Die Beklagte trägt die Kosten des Verfahrens.
Das Urteil ist wegen der Kosten ohne Sicherheitsleistung vorläufig vollstreckbar. Die Beklagte kann die Vollstreckung durch Sicherheitsleistung oder Hinterlegung in Höhe des jeweils zu vollstreckenden Betrags abwenden, soweit nicht die Klägerin zuvor Sicherheit in Höhe des vollstreckbaren Betrags leistet.
Die Revision wird zugelassen.
Die Beteiligten streiten darüber, ob einer Kindergeldfestsetzung die Vorschrift des § 62 Abs. 1a Sätze 1 und 2 Einkommensteuergesetz (EStG) entgegensteht.

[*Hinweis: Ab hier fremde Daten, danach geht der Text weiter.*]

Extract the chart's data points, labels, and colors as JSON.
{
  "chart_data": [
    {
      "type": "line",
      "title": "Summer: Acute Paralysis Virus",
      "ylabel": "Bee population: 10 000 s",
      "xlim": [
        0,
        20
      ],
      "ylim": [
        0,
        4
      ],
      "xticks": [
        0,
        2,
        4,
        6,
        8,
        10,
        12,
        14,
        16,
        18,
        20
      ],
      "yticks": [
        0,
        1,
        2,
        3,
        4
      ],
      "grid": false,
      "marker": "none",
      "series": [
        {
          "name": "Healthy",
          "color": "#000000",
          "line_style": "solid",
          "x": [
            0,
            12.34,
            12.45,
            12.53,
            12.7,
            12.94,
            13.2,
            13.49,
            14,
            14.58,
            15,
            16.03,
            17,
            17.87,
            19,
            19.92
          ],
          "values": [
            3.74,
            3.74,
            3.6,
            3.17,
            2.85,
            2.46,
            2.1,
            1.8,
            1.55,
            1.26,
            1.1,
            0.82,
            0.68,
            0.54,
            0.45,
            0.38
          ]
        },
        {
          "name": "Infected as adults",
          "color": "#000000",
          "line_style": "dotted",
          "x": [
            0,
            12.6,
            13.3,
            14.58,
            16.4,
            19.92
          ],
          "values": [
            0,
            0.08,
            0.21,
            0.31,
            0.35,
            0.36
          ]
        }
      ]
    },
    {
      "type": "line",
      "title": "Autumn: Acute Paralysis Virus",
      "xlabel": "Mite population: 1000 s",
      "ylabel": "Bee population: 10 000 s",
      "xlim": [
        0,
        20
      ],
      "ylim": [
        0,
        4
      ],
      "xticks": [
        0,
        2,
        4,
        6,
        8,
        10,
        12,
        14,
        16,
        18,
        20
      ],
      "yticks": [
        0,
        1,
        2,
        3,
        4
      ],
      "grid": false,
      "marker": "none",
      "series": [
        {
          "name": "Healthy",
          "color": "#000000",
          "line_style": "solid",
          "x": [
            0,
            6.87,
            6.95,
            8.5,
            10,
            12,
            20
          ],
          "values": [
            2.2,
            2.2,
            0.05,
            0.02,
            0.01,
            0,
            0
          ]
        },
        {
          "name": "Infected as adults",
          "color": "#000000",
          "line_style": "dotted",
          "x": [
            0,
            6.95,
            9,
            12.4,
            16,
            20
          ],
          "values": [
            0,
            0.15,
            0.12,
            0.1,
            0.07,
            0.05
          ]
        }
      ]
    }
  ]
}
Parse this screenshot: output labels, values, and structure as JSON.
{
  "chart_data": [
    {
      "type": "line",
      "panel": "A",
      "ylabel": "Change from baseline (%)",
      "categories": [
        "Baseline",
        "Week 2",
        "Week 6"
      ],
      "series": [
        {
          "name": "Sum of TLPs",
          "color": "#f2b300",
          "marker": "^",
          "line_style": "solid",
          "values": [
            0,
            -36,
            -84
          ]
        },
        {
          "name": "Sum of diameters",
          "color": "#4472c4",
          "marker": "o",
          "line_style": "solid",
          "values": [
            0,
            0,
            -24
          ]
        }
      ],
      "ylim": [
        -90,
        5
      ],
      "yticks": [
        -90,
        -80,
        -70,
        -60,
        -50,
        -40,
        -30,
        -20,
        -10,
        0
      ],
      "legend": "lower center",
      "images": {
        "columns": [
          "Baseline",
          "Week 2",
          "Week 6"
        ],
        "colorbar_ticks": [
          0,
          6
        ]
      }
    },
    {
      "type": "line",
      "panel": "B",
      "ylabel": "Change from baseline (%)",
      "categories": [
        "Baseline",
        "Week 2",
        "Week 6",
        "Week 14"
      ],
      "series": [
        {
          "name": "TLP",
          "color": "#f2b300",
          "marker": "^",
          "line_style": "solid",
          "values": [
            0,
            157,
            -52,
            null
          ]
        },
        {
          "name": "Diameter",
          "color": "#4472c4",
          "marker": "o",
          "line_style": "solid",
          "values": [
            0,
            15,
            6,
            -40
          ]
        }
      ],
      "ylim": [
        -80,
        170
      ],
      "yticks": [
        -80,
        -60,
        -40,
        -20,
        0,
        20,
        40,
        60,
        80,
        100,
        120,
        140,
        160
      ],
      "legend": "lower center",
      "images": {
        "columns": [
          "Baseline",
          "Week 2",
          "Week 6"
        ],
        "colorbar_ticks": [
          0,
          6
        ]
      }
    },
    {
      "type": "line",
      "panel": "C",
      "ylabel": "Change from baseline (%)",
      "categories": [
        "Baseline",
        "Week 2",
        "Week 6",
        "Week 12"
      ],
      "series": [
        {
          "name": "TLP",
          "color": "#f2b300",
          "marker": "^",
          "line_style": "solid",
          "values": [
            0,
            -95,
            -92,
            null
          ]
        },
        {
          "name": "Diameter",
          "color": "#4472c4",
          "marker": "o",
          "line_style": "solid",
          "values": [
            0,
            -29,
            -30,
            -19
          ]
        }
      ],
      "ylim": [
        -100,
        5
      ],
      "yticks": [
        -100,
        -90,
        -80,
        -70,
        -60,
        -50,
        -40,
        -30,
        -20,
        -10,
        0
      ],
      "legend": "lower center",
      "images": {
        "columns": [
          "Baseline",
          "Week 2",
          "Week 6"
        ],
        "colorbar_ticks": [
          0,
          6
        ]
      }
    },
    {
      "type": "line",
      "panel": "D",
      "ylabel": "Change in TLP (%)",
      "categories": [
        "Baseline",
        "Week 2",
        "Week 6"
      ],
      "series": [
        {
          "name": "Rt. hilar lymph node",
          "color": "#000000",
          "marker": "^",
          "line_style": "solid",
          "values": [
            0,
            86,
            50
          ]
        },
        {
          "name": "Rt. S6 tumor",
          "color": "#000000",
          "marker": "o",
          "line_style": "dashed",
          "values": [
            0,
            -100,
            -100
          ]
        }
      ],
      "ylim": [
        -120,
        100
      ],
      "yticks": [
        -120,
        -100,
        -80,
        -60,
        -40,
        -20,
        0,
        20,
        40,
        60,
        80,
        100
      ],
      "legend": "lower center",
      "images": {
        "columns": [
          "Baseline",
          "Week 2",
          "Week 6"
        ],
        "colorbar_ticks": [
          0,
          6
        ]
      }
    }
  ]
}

2Die Klägerin reiste mit ihren 2009 und 2017 geborenen Kindern F. und L. am 07.07.2020 aus Bulgarien nach Deutschland ein und hat seitdem ihren Wohnsitz im Inland. Sie ist seit Januar 2017 nicht erwerbstätig. Der Ehemann und Kindesvater lebte und arbeitete bereits seit Ende 2019 in Deutschland. Er erzielte (auch in Streitzeitraum Juli bis September 2020) aus einer Vollzeitbeschäftigung Einkünfte aus nichtselbständiger Arbeit. Alle Familienmitglieder sind bulgarische Staatsangehörige. Seit Juli 2020 leben sie in einem gemeinsamen Haushalt. Im Juli 2020 beantragte die Klägerin Kindergeld für ihre beiden Kinder. Der Kindesvater erklärte sich mit der Auszahlung an die Klägerin einverstanden. Bis Ende Juni 2020 hatte die Klägerin bulgarisches Kindergeld bezogen.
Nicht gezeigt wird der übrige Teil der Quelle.